After being placed in care, I lived in approximately six foster homes within a 3-4 year period until I turned 16 years old. At age 16, I was eligible for a program offered by Choices for Youth. Although I did not know it at that point, this program was the definitive turning point in my young life. Through this program, I was paired up with another young person from a similar background and lived with the assistance of two amazing youth care workers. Choices for Youth provided the stability and empowerment I needed and they allowed me to reach my potential.

After I aged out of care at 21, I was abruptly severed from the only support system (financial and social) that I had ever known. I was in the midst of a three-year college program and was suddenly on my own. Fortunately, I had learned how to budget and be resourceful through the program at Choices for Youth. Ultimately, I graduated college with a three-year diploma in Computer Studies (Management Information Systems).
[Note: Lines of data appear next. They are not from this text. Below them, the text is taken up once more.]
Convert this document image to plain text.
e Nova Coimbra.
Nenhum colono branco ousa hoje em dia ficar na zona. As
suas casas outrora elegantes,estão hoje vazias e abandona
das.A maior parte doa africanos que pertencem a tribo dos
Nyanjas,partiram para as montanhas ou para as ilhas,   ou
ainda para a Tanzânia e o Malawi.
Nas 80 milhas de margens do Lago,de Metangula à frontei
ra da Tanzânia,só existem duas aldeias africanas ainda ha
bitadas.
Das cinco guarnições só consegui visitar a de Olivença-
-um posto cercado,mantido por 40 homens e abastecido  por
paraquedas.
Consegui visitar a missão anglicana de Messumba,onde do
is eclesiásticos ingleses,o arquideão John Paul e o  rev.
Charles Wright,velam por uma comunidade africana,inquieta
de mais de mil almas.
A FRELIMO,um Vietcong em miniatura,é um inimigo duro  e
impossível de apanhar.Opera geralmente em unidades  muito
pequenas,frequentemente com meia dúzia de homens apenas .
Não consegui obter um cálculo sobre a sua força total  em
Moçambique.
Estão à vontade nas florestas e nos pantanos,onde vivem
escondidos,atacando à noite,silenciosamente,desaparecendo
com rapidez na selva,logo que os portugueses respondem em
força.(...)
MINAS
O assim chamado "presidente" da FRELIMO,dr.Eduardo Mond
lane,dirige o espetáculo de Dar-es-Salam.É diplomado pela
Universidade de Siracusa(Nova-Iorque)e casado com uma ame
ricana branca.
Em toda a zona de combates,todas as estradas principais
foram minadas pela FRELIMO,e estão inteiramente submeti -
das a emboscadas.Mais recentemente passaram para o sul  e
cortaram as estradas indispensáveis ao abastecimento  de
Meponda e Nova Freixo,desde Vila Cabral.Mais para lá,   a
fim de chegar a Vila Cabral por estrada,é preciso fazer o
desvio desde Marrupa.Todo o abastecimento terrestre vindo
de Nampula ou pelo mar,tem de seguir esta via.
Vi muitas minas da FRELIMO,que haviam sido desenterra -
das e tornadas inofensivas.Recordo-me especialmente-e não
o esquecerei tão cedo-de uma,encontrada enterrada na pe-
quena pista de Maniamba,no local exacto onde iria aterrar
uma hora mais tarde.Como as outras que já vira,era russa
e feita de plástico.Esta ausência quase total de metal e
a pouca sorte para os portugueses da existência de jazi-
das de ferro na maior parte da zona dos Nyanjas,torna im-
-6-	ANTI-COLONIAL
I later went on to complete a Business Administration diploma from community college, a Bachelor of Commerce (General Management) and am currently nearing completion of a Master of Health Evaluation from the University of Waterloo.  I always knew that education was my ‘ticket out’ and enjoyed learning based on that premise.

Currently, I work as a Policy, Planning and Research Analyst with the Department of Health and Community Services. I have worked with the Government of Newfoundland and Labrador since 2010.  Like most aspects of my life, things did not come easily and I had to gradually work my way up from a Clerk Typist position while studying in the evenings for university courses.

Though I am in a much better life situation today, I still have issues as a result of this childhood trauma, but I am working on those and continuing to grow as a person. Life is a journey after all rather than a destination. In closing, I would like to share a quote by Mahatma Gandi; “Adversity is the mother of progress.”